Pour pallier le manque de vert dans les grandes villes, les toitures et murs végétaux se développent de plus en plus et les projets affluent : Agriculture urbaine (productions maraîchères, vergers urbains, restaurations de friches urbaines, jardins partagés hors-sol, fermes maraîchères valorisant les déchets organiques urbains, ...), biodiversité, gestion de l'eau à travers des dispositifs de végétalisation en pied d’immeuble utilisant l’eau de pluie ou un substrat pour végétaliser les pieds d’arbres d’alignement, résistant au piétinement, création de bocage urbain, architecture végétalisée avec les biofaçades (mur-rideau intégrant des photobioréacteurs de microalgues), façades ensauvagées "Wild on wall", ... autant de projets innovants actuellement en cours de réflexions à la Mairie de Paris.
 
Les municipalités prennent le relais pour offrir à leurs concitoyens de nouveaux espaces de verdure et en faciliter l’accès : Bordeaux a ainsi mis en place une « Boucle Verte », promenade qui relie les principaux espaces verts de la métropole. Ce chemin de plus de 140 km permet aux promeneurs de découvrir toutes les ressources naturelles locales.
 
« Boucle verte » : 160 kilomètres de promenades balisées pour découvrir les espaces naturels majeurs de l'agglomération bordelaise
 
D’autres villes en pointe sur la végétalisation prennent des initiatives encourageantes, à l’image de Courbevoie qui a créé 14 ha d’espaces verts entre 2005 et 2015 malgré un foncier en tension, ou Metz qui a récemment augmenté de 32% la part de son budget alloué aux espaces verts, grâce aux « budgets participatifs » (projets d’investissements sélectionnés par les habitants).
 
Le digital est le nouvel atout des jardins : flash codes, bornes interactives, tablettes et applis mobiles sont à l’ordre du jour pour émerveiller petits et grands. Nancy propose la découverte des plantes qui composent ses jardins grâce à des QR codes, et un « sentier numérique » avec des arbres qui parlent. Pour les férus de sport et jogging, Marseille et Lyon proposent des applis mobiles informant les usagers sur l’espace vert le plus proche et les activités et infrastructures qui y sont proposées.
 
La prise de conscience est bien là, mais la partie est encore loin d’être gagnée : les espaces verts ne sont pas toujours une priorité des municipalités.
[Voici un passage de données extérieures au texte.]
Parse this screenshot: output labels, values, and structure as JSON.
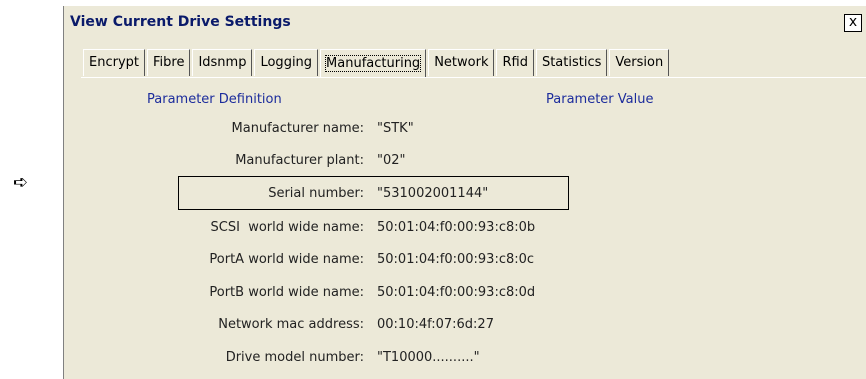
{
  "pointer_glyph": "➪",
  "window": {
    "title": "View Current Drive Settings",
    "close_label": "x"
  },
  "tabs": [
    {
      "label": "Encrypt",
      "active": false
    },
    {
      "label": "Fibre",
      "active": false
    },
    {
      "label": "Idsnmp",
      "active": false
    },
    {
      "label": "Logging",
      "active": false
    },
    {
      "label": "Manufacturing",
      "active": true
    },
    {
      "label": "Network",
      "active": false
    },
    {
      "label": "Rfid",
      "active": false
    },
    {
      "label": "Statistics",
      "active": false
    },
    {
      "label": "Version",
      "active": false
    }
  ],
  "headers": {
    "definition": "Parameter Definition",
    "value": "Parameter Value"
  },
  "rows": [
    {
      "label": "Manufacturer name:",
      "value": "\"STK\""
    },
    {
      "label": "Manufacturer plant:",
      "value": "\"02\""
    },
    {
      "label": "Serial number:",
      "value": "\"531002001144\"",
      "highlighted": true
    },
    {
      "label": "SCSI  world wide name:",
      "value": "50:01:04:f0:00:93:c8:0b"
    },
    {
      "label": "PortA world wide name:",
      "value": "50:01:04:f0:00:93:c8:0c"
    },
    {
      "label": "PortB world wide name:",
      "value": "50:01:04:f0:00:93:c8:0d"
    },
    {
      "label": "Network mac address:",
      "value": "00:10:4f:07:6d:27"
    },
    {
      "label": "Drive model number:",
      "value": "\"T10000..........\""
    }
  ]
}
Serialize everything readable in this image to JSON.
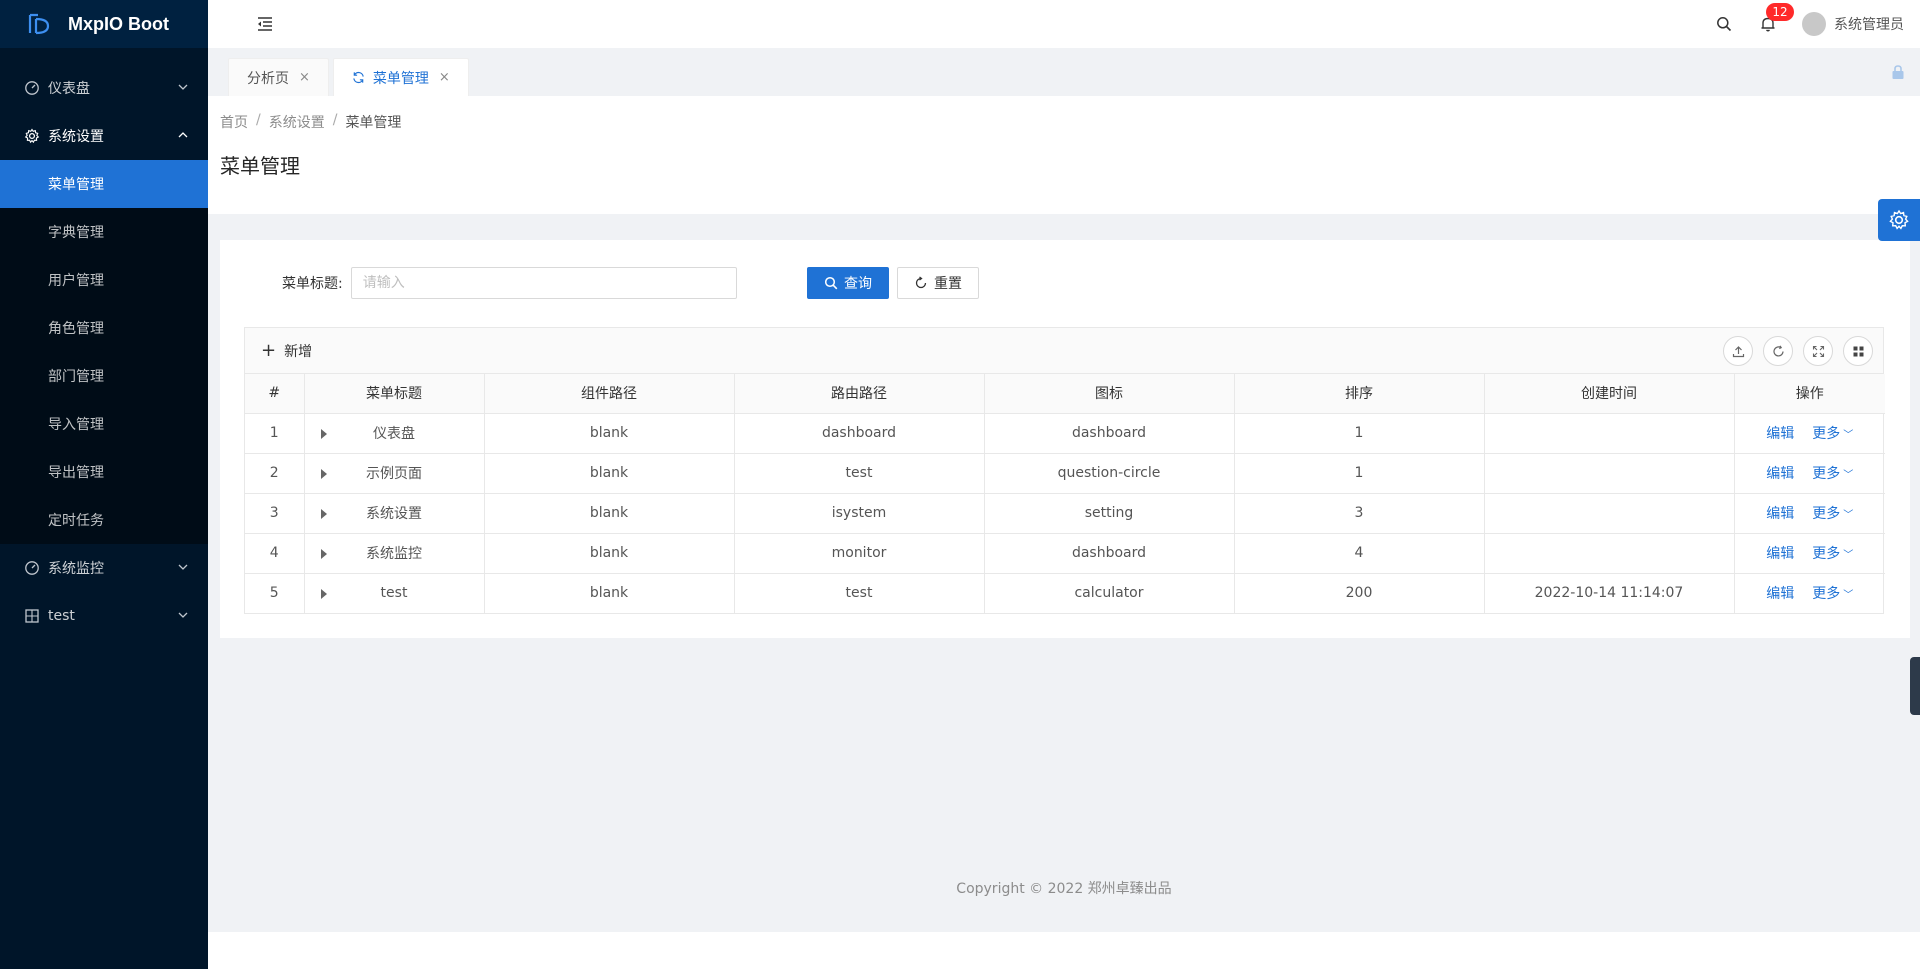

Pour répondre aux attentes des Français telles qu’elles sont clairement exprimées dans cette étude, il est nécessaire que les villes fassent progresser leur budget espaces verts, qui n’est en moyenne que de 1,2% du budget général.
 
Comment alors tenter de résoudre cette question du financement ? Dans un article paru en mars 2016 dans We Demain, Pascal Franchomme, vice-président et porte-parole de l’UNEP, donne une pîste : « en mobilisant les énergies disponibles pour faciliter la communication entre les professionnels de santé et les communes, et tenter de définir de quelle manière tout le monde pourrait tirer profit d'une augmentation des espaces verts". Pour y parvenir et trouver des solutions concrètes, l'UNEP a créé en 2015 un groupe de réflexion auquel participe notamment l'association Élus, santé publique et territoires, composée d’élus issus de professions médicales.
 
Pour Pascal Franchomme, le gouvernement pourrait par exemple aider à la création d'espaces verts en mettant en place des "incitations fiscales positives" : "Proposer un crédit d'impôt pour les communes serait plus efficace que de pénaliser celles qui ne le font pas. Les amendes infligées à ces dernières sont souvent bien inférieures au coût de l'investissement attendu de leur part, et donc peu incitatives."
 
L'UNEP effectue également, en tant qu'association, une démarche de lobbying envers les ministères de l'environnement, de l'agriculture, des finances et bientôt de la santé. "C'est un long combat que nous avons entamé. Les espaces verts devraient être une priorité, pour le climat, et pour la santé." 
 
De même, l'Adivet se bat pour que la nouvelle loi du code de l'urbanisme, entrée en vigueur en janvier 2016 et dont une réforme sur la biodiversité est prévue au cours de l'année -, "donne une place reconnue au bâtiment végétalisé. Aujourd'hui, il n'existe qu'un article à ce sujet, qui interdit de les interdire", déplore son président Marc Lacaille.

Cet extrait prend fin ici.